ABD’nin kısa süre içinde Türkiye’ye, Rusya’dan aldığı S-400 füzeleri nedeniyle yaptırım uygulayacağı açıklandı.

Seçimi kaybeden Başkan Trump, imzalayacak ve yürürlüğe girecek. Yine de en son suçlanması gereken kişi Trump... Başka seçeneği yok! Orası muz cumhuriyeti değil ki; tek başına karar alsın. İstediğini affetsin, istediğini cezalandırsın.

Zira 21 Ocak’ta koltuğa yeni Başkan Joe Biden oturunca yaptırımları imzalayıp yürürlüğe koyacaktı. Belki Trump, daha insaflı davranır... Joe Biden’ın yaptırımları seçip imzalamasından evladır.

★★★

Bu hikayenin neredeyse 2 yıllık geçmişi var. Rusya’nın eline 2.5 milyar dolar saydık. Füzeleri aldık. Amerika’nın hiç hoşuna gitmedi.

“Yıllardır müttefikiz, sen benim en büyük düşmanımla işbirliği yaparsan sonuçlarına katlanırsın” dedi. CAATSA’yı uygulamaya sokacağını söyledi.

★★★

CAATSA’nın Türkçe meali; Amerika’nın düşmanlarıyla yaptırım yoluyla mücadele yasası... Bir anda düşman ilan edilmek bu kadar kolay mı? Hiç yok mu eski güzel günlerin hatırı?
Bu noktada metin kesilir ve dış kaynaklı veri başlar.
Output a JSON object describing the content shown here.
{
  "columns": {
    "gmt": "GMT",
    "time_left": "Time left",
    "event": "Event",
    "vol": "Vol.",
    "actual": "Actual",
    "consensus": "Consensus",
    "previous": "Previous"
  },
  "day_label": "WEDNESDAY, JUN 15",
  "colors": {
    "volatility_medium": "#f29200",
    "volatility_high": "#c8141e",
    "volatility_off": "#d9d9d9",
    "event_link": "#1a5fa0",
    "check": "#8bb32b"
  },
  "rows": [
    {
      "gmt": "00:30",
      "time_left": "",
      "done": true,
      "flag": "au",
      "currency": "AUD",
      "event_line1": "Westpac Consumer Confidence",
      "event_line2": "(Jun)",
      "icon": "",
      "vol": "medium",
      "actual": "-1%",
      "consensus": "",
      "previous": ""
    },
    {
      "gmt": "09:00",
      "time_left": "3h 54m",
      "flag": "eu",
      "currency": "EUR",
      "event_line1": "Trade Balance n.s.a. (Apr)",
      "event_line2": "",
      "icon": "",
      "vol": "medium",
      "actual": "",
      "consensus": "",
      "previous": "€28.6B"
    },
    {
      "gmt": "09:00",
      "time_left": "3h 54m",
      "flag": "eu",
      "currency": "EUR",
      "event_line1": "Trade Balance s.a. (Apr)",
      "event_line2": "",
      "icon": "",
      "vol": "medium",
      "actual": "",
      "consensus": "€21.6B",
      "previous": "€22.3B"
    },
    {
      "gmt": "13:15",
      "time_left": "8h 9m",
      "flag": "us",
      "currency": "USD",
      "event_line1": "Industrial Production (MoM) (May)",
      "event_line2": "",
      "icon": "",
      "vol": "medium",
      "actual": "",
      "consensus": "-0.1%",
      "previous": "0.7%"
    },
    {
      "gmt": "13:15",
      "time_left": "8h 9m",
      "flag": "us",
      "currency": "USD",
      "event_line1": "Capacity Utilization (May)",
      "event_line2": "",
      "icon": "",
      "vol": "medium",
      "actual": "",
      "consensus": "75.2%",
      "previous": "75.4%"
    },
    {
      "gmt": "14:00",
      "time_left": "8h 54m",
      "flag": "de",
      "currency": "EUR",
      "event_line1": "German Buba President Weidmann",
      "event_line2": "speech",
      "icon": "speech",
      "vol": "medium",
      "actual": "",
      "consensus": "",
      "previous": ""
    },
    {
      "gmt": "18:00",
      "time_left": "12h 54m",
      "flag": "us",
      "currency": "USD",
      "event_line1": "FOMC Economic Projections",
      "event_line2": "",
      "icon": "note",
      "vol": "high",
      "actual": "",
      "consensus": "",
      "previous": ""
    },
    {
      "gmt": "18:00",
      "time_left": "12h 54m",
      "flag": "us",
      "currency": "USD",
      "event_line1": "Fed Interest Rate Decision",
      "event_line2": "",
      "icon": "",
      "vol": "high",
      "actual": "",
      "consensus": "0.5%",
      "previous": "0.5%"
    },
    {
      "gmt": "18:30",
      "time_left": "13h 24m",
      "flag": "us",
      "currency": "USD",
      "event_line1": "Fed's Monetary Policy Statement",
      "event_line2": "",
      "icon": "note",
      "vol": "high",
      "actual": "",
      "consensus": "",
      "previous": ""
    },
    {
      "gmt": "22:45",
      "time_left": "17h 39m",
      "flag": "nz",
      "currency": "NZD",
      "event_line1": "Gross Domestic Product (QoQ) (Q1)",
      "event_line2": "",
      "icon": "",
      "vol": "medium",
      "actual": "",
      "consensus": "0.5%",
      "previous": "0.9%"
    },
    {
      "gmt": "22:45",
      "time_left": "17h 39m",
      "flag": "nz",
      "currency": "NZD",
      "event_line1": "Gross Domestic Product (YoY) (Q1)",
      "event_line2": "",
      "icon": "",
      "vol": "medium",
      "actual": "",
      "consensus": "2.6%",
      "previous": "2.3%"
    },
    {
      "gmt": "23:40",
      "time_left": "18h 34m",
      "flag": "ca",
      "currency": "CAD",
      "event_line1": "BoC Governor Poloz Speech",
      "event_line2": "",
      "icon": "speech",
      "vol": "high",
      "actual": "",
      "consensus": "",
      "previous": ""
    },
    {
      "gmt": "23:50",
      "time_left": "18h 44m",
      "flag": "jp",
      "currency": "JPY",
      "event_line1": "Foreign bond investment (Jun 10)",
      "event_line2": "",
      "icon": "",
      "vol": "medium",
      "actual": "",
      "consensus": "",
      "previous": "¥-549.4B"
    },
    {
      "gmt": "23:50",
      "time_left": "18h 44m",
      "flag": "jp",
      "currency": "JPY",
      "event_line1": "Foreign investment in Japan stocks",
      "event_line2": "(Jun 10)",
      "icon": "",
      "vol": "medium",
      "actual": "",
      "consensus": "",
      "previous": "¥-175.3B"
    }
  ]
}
Biraz daha açarsak; “Batıdan borç aldığınız paralarla karnınızı doyuruyorsunuz. Yine de bizim düşmanımız Rusya’dan S-400 füzelerini alıyorsunuz” anlamında...

★★★

Piyasa, özellikle de dolar/TL kuru S-400 konusundaki gelişmelere çok duyarlı. CAATSA direkt ülkelerin ekonomilerini çökertmeyi hedefliyor.

İşte Amerika burada çok yanılıyor. Hangi ekonomiyi çökerteceksin ki? Amerika’nın geçeceği o yolları zaten biz asfaltladık. Onlar gelene kadar biz ekonomiyi çoktan çökerttik. Düşmanlarımıza fırsat vermedik!

★★★

Yaptırım yasası Başkan’a yani Trump’a 12 maddelik bir paket sunuyor. İlk etapta bunların 5 tanesini seç, beğen, al, Türkiye’ye uygula diyecek.

Çok ağır ambargolar söz konusu... Bizim beklentimiz hafiflerinin yürürlüğe konulması. Zaten ekonomimiz sallantıda... Ağırları uygularlarsa batırırlar anında...

★★★

Dolar işlemleri yasaklanıyor. Para transferi dahi yapılamıyor. Bankacılık işlemleri durduruluyor. Amerika tüm ticareti kesiyor. Kimse borç vermiyor.

Amerikan şirketlerinden bırak malı, hammadde bile alamıyorsun. Şirketleriyle çalışamıyorsun. Üretim duruyor. Türk Lirası kabul eden ülke bulursan, hammaddeyi alırsın oradan...

★★★

Diğer yandan, vize vermemek, adı açıklanan birkaç yöneticinin Amerikan tahvilleri almasını yasaklamak, Amerika’daki mal varlığını dondurmak gibi pek de önemli olmayan yaptırımlar da mevzu bahis... En ağır yaptırım hangisi derseniz, mal varlıklarını açıklamak galiba!

Peki, bugünlerin geleceği belli değil miydi? Sahi önceliğimiz neydi? Halkımızın karnını doyurmak mı? Kullanamayacağımız silahlara milyarlarca dolar ödeme yapmak mı?

Bu silahları kurup fişe takarsan hafiflerden ağırlara doğru gidecek yaptırımlar. Yani kabadayılığımız buraya kadar!